Tuesday, August 3, 2010
The Cry Heard Around The World
I’ve finally completed my Chemistry class only to find out that I got a D in the class. Trust me when I tell you I cried like a new born baby when I found out that I had a D. I worked so hard in that class that it felt like I was giving it my call and I deserved at least a C. But honestly I could not remember and regurgitate all the things I learned when it came time for the test. There were times when I would literally have brain freeze. Most of my summer was spent at work, class, and studying. I haven’t attended a chemistry class since 1991, I don’t know what the hell made me think I could take an accelerated chemistry class and pass! I guess I was overconfident, but I really thought I could do it.

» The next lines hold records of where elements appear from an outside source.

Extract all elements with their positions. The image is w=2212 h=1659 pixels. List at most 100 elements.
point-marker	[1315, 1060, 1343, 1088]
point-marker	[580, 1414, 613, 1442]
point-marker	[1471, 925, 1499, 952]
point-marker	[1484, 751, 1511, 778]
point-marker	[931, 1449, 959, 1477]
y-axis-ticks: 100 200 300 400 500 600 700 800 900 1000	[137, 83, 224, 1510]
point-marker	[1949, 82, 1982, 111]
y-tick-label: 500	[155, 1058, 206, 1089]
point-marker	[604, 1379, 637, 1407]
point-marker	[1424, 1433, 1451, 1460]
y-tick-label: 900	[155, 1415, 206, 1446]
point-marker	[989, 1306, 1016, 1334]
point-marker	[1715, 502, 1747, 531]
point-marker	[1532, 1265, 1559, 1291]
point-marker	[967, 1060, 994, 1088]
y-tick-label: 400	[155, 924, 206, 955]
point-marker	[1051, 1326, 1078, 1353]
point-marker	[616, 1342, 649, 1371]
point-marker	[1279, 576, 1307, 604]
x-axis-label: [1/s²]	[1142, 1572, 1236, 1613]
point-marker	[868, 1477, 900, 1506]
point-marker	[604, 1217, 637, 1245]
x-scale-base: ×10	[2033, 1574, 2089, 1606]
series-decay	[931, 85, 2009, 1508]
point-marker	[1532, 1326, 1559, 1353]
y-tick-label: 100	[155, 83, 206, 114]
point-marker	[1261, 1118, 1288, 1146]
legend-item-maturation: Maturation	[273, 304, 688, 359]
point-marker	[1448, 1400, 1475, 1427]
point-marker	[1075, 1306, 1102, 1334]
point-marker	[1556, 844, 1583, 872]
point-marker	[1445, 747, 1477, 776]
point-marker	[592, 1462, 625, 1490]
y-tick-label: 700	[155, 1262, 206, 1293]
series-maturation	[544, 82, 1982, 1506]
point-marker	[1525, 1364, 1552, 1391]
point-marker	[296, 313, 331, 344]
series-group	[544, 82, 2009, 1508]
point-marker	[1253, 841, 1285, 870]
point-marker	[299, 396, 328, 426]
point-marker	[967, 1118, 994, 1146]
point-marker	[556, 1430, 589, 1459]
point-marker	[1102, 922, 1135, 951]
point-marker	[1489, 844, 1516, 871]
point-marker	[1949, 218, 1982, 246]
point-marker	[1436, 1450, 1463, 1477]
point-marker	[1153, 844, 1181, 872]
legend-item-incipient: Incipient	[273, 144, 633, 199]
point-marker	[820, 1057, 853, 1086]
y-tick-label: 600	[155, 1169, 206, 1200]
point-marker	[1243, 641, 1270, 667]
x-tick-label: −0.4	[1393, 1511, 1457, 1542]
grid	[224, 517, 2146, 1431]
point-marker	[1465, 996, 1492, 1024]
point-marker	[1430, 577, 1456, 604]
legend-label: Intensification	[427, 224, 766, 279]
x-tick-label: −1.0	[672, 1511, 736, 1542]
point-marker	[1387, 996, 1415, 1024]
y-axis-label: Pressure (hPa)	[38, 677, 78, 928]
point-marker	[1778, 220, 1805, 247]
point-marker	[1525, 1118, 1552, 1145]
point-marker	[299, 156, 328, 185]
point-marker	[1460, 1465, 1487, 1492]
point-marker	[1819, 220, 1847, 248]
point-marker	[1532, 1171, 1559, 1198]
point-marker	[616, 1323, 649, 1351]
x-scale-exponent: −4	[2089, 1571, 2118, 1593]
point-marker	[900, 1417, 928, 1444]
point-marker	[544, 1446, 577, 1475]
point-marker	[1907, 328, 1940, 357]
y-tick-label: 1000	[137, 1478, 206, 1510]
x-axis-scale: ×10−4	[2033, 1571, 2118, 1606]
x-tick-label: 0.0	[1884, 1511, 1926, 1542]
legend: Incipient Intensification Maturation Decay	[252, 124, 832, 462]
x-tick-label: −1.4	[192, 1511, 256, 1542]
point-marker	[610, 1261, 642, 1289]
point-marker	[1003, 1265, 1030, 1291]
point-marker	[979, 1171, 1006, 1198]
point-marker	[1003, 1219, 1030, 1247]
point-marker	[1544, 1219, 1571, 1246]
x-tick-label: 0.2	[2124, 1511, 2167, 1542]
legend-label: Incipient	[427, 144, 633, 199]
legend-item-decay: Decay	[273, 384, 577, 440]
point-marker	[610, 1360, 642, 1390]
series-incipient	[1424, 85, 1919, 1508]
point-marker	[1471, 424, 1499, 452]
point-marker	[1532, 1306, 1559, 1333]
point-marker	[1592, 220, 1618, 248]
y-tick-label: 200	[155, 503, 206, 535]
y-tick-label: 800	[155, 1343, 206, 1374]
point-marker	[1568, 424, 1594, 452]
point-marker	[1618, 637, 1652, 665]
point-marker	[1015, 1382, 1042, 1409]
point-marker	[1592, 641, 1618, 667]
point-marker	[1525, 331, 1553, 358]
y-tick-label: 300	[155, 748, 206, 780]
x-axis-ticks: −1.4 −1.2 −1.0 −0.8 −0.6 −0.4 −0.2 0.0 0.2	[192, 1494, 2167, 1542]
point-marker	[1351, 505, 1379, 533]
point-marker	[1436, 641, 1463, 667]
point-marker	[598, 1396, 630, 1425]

Tests were every Tuesday and we covered 2-3 chapters a day. So the test could easily cover 8 chapters and went on for 6 weeks. My problem was I never had time to really let the stuff sink in my brain. The class was Mon-Thurs, 6:00pm-9:20pm and because the class was only 6 weeks the teacher could not spend a great deal of time finely explaining every concept. I tried I really did. But a D was all I could muster.
I cried and even thought about reconsidering going back to school, heck I do have a master’s degree in Human Resources! I called myself dumb, stupid, comprehension smart and conceptually illiterate! Yes I beat myself up.
Then it happened………..God intervened. I went to do some job shadowing at a water treatment facility and was introduced “by chance” to the environmental compliance manager was introduced to me. We chatted pretty easily and I told him I was interested in becoming a civil engineer with an emphasis in environmental sciences. His face lit up and he told me he just finished up his master’s degree with that exact degree. Then I told him about the D situation and how I was starting to question if that was the path for me. He said, “Don’t sweat it……the classes are very hard, and I was no straight A student myself.” He admitted that he really struggled with it because he had no experience with science but he got through it and eventually began to understand it. And as a matter of fact he would be teaching chemistry at one of the junior colleges next year.
He made me feel…normal. I did not feel so stupid anymore, not all scientists were geniuses! With a little patience, studying and non accelerated pace I had a chance at success. So needless to say I will be back in chemistry this fall.